In many ways, Francis will be honoring a 19th-century version of himself.
Born in 1849 in the province of Cordoba, José Gabriel del Rosario Brochero was one of the most famous Catholics in the Argentina of Francis’s youth. He died in 1914 after living for years with leprosy that he was said to have contracted from one of his faithful.
Brochero was beatified in 2013, after Pope Benedict XVI signed off on a miracle attributed to his intercession. History’s first Argentine pope cleared him for sainthood earlier this year and on Sunday will canonize Brochero along with six other people in one of the final big Masses of his Holy Year of Mercy.
When Brochero was beatified in 2013, Francis wrote a letter to Argentina’s bishops praising Brochero for having had the “smell of his sheep.” That’s a phrase Francis has frequently used to describe his ideal pastor: one who accompanies his flock, walking with them through life’s ups and downs.
“He never stayed in the parish office, he got on his mule and went out to find people like a priest of the street — to the point of getting leprosy,” Francis wrote.
Francis, who like Brochero and most Argentines adores his mate tea, has exhorted his pastors to go to the peripheries to find wounded souls and bring them God’s mercy. Francis himself has travelled to some of the most forgotten corners of the world to minister to the faithful, and as archbishop of Buenos Aires, was known for riding public transport around town and visiting the capital’s slums to celebrate Mass for prostitutes and drug addicts, the most marginal of society.
Another parallel shared by the two Argentines is Brochero’s spirituality, which is deeply rooted in the Jesuit spiritual exercises that are so dear to Francis. Just as Brochero would lead his flock in performing the spiritual exercises of St. Ignatius Loyola, so too does Francis, bringing the entire Vatican hierarchy each year on retreat outside Rome.
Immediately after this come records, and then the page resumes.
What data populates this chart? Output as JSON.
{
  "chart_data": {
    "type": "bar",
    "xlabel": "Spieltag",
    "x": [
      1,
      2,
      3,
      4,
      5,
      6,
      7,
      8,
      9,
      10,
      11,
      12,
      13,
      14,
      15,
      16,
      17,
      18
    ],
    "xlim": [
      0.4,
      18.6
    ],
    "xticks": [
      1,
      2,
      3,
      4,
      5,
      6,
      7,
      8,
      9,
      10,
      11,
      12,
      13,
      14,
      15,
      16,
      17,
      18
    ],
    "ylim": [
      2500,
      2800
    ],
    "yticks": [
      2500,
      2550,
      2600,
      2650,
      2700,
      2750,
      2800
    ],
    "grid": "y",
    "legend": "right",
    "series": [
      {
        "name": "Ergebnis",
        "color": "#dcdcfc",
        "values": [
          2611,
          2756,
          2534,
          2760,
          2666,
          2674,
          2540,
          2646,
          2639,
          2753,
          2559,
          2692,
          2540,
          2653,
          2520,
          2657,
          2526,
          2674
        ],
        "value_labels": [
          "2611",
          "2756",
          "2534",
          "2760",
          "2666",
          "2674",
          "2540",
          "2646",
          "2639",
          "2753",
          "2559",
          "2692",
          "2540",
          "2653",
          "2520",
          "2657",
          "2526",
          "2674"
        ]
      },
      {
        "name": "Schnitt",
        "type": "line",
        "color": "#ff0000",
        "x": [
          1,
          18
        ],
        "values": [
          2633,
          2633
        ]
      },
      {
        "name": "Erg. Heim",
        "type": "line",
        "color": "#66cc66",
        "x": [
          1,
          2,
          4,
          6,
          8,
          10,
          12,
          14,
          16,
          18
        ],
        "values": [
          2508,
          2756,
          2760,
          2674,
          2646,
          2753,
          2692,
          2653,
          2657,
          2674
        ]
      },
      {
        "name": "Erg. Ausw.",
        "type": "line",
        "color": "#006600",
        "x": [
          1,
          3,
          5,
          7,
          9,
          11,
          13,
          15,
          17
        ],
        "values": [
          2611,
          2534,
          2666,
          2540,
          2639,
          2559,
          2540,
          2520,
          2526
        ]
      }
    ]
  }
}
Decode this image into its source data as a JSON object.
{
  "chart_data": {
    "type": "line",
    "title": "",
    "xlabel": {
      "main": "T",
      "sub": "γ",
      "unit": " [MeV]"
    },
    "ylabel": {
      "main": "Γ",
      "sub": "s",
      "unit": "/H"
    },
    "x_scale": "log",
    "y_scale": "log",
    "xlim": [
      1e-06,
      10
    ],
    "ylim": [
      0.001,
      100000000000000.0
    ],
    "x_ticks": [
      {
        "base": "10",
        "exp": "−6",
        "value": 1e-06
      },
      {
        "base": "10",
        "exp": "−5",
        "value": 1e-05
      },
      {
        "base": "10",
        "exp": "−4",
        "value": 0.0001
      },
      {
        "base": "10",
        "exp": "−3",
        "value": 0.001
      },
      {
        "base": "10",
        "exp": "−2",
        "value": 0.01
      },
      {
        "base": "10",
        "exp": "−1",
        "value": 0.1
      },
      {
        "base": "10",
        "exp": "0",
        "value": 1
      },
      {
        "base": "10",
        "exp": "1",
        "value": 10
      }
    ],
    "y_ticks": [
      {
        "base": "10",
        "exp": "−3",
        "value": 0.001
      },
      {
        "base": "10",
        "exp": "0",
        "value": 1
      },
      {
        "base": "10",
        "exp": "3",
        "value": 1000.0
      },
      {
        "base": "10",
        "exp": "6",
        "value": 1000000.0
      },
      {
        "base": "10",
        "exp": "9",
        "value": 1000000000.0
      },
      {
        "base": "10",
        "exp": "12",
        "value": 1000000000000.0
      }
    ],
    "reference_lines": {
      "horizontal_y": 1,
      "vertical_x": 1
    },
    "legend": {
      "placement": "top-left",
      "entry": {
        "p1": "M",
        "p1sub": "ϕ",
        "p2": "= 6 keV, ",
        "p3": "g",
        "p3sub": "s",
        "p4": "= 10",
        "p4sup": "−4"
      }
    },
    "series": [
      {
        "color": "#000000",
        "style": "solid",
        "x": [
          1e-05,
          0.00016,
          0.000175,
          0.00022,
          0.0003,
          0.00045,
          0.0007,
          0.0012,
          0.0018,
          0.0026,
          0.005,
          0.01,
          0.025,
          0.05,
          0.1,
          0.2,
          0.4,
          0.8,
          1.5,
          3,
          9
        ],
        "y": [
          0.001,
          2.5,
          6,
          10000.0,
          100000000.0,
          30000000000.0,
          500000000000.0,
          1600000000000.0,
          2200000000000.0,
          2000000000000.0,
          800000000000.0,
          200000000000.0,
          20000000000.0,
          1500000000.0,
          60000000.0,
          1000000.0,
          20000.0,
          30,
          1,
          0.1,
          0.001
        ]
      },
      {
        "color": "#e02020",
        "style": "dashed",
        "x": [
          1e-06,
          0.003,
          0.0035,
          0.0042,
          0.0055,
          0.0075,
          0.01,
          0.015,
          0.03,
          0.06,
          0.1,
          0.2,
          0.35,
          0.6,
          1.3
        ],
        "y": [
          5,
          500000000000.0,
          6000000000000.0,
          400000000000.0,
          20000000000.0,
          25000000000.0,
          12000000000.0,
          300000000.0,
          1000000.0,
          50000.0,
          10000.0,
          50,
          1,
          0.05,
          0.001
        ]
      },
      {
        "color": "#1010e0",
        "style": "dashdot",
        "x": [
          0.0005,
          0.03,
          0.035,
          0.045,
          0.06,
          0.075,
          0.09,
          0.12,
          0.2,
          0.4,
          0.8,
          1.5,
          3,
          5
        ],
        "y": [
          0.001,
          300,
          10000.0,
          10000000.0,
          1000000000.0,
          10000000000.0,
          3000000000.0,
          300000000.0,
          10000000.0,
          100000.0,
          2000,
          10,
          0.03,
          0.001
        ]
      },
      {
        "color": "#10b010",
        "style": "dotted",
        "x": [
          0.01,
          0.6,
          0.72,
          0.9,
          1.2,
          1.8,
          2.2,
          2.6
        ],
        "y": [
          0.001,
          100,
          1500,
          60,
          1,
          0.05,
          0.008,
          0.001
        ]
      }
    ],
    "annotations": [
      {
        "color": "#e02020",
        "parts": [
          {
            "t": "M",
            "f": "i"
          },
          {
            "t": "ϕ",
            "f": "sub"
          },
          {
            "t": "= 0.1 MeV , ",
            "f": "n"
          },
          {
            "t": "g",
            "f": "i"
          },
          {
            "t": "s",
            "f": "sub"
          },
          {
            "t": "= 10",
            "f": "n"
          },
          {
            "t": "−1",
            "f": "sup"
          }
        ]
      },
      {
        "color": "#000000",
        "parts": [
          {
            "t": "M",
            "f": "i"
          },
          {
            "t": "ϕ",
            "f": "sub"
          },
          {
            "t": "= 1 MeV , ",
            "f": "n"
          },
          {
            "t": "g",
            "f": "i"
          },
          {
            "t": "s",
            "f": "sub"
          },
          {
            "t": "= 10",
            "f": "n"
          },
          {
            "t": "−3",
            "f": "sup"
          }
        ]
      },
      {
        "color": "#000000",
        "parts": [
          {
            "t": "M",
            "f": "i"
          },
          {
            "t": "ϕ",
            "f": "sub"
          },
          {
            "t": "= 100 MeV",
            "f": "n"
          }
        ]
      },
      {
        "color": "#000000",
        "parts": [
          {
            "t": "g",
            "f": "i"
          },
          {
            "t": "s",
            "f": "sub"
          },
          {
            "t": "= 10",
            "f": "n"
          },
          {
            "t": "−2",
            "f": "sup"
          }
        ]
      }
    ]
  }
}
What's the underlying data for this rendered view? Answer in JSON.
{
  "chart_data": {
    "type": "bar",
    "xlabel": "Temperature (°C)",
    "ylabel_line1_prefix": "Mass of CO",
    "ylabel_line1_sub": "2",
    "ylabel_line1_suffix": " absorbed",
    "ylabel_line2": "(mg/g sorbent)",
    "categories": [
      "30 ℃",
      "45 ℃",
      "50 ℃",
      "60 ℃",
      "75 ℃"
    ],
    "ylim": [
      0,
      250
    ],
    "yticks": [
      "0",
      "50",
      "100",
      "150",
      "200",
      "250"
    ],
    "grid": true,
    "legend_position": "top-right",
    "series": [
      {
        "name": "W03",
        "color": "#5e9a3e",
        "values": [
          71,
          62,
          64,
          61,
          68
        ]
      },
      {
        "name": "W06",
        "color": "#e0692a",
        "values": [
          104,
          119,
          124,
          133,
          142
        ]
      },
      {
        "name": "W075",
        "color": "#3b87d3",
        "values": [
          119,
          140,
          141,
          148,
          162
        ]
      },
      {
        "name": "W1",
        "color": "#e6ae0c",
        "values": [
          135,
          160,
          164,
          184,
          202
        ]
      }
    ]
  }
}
“If there is one religious figure in Argentina’s history who best exemplifies Pope Francis’s idea of a priest, it’s ‘el cura’ Brochero,” said Austen Ivereigh, contributing editor to Crux and author of the Francis biography The Great Reformer.
“He lived simply, and for others, at one with the gauchos and poor folk.”
Francis resembles Brochero in other ways, too, with his simple, casual and — even occasionally — foul language. In fact, Brochero’s sainthood case was held up for years by concern that his “vulgar” language was not befitting of a priest, according to Father Diego Fares, an Argentine Jesuit writing in the Jesuit magazine Civilta Cattolica.
“Over time, the officials in the Causes of Saints office came to believe the reality that the people of God knew from the start: that Brochero’s language was a language of love. Time showed that his words were neither vulgar nor refined: They were the words that were right for each person,” Fares wrote.
In his 2013 letter, Francis praised Brochero for the simplicity of his message and language.
“He invited them to drink a mate, they chatted, and Brochero spoke to them in a way they all understood because it came from his heart, of the faith and love he had for Jesus,” he said.